Histories before History:Condorcet's Temporal Dimensions Reconsidered
- Idé- och lärdomshistoria
- Enlightenment, existential historiography, temporality, Condorcet, history of knowledge
How many overarching histories can we have that are regarded as reliable professional accounts of the past? History of knowledge has both been cherished as a fresh renewal and questioned as too vague and unable to define. The latter argument is that knowledge without a specified subject can be interpreted as including everything from perceptions to practices, both in past and present. The claim to “uncovering and explicating diverse forms of knowledge” , it has been asserted, is not substantial enough to form its own discipline.
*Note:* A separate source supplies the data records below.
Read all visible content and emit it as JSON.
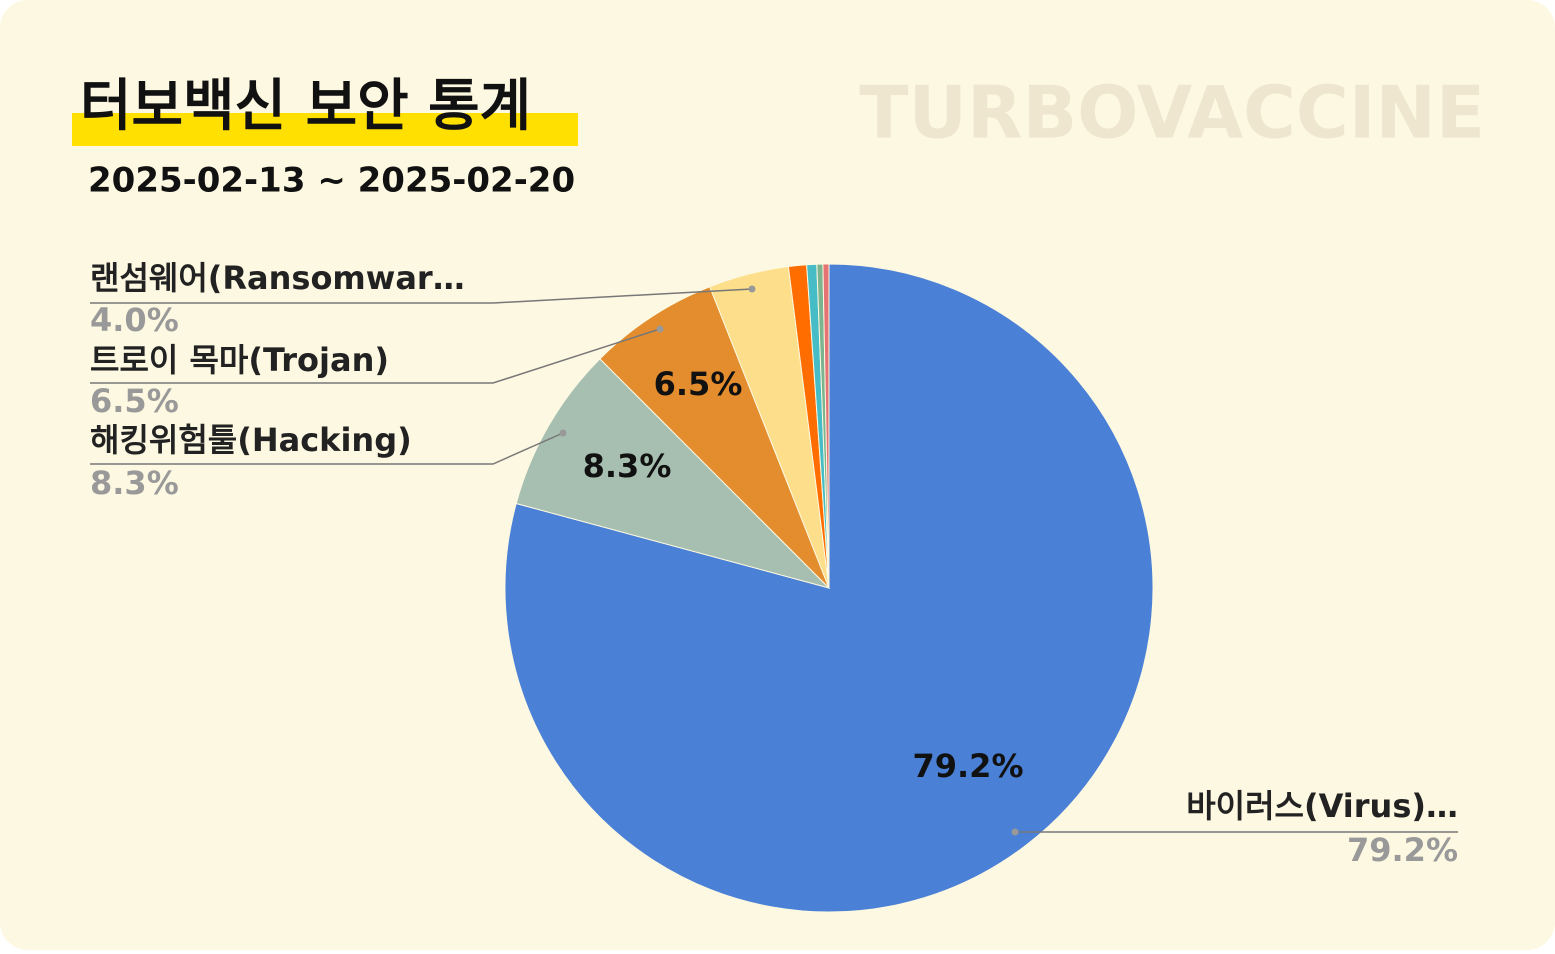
{
  "chart_data": {
    "type": "pie",
    "title": "터보백신 보안 통계",
    "subtitle": "2025-02-13 ~ 2025-02-20",
    "watermark": "TURBOVACCINE",
    "categories": [
      "바이러스(Virus)…",
      "해킹위험툴(Hacking)",
      "트로이 목마(Trojan)",
      "랜섬웨어(Ransomwar…",
      null,
      null,
      null,
      null
    ],
    "values": [
      79.2,
      8.3,
      6.5,
      4.0,
      0.9,
      0.5,
      0.3,
      0.3
    ],
    "value_labels": [
      "79.2%",
      "8.3%",
      "6.5%",
      "4.0%",
      null,
      null,
      null,
      null
    ],
    "colors": [
      "#4a80d6",
      "#a6bfb0",
      "#e38d2f",
      "#fddf8b",
      "#ff6d01",
      "#46bdc6",
      "#7cb48f",
      "#e57373"
    ]
  }
}
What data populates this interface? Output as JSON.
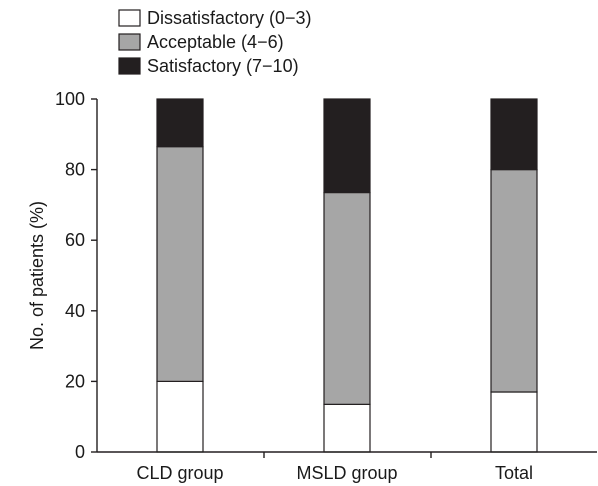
{
  "chart_data": {
    "type": "bar",
    "stacked": true,
    "categories": [
      "CLD group",
      "MSLD group",
      "Total"
    ],
    "series": [
      {
        "name": "Dissatisfactory (0−3)",
        "values": [
          20,
          13.5,
          17
        ],
        "color": "#ffffff"
      },
      {
        "name": "Acceptable (4−6)",
        "values": [
          66.5,
          60,
          63
        ],
        "color": "#a6a6a6"
      },
      {
        "name": "Satisfactory (7−10)",
        "values": [
          13.5,
          26.5,
          20
        ],
        "color": "#231f20"
      }
    ],
    "title": "",
    "xlabel": "",
    "ylabel": "No. of patients (%)",
    "ylim": [
      0,
      100
    ],
    "yticks": [
      0,
      20,
      40,
      60,
      80,
      100
    ],
    "grid": false,
    "legend_position": "top-left"
  }
}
However, from a view that history should be considered in the plural, this assumed blind alley can be opened up. Until historicism’s academic triumph in middle decades of the nineteenth century history writing was a flexible genre close to literature. History was considered in plural, not a singular universal progressive process. The received view of Condorcet is as a bold defender of universal political values, promoting that a society should keep to a certain model, as a precursor to utopian models, let it be communist, fascist or other totalitarian societies. A helpful concept for a re-interpretation of Condorcet is “regimes of time” or more precisely “multiple of temporal regimes”, a concept from Reinhart Koselleck and further developed by Helge Jordheim ((Jordheim, 2014).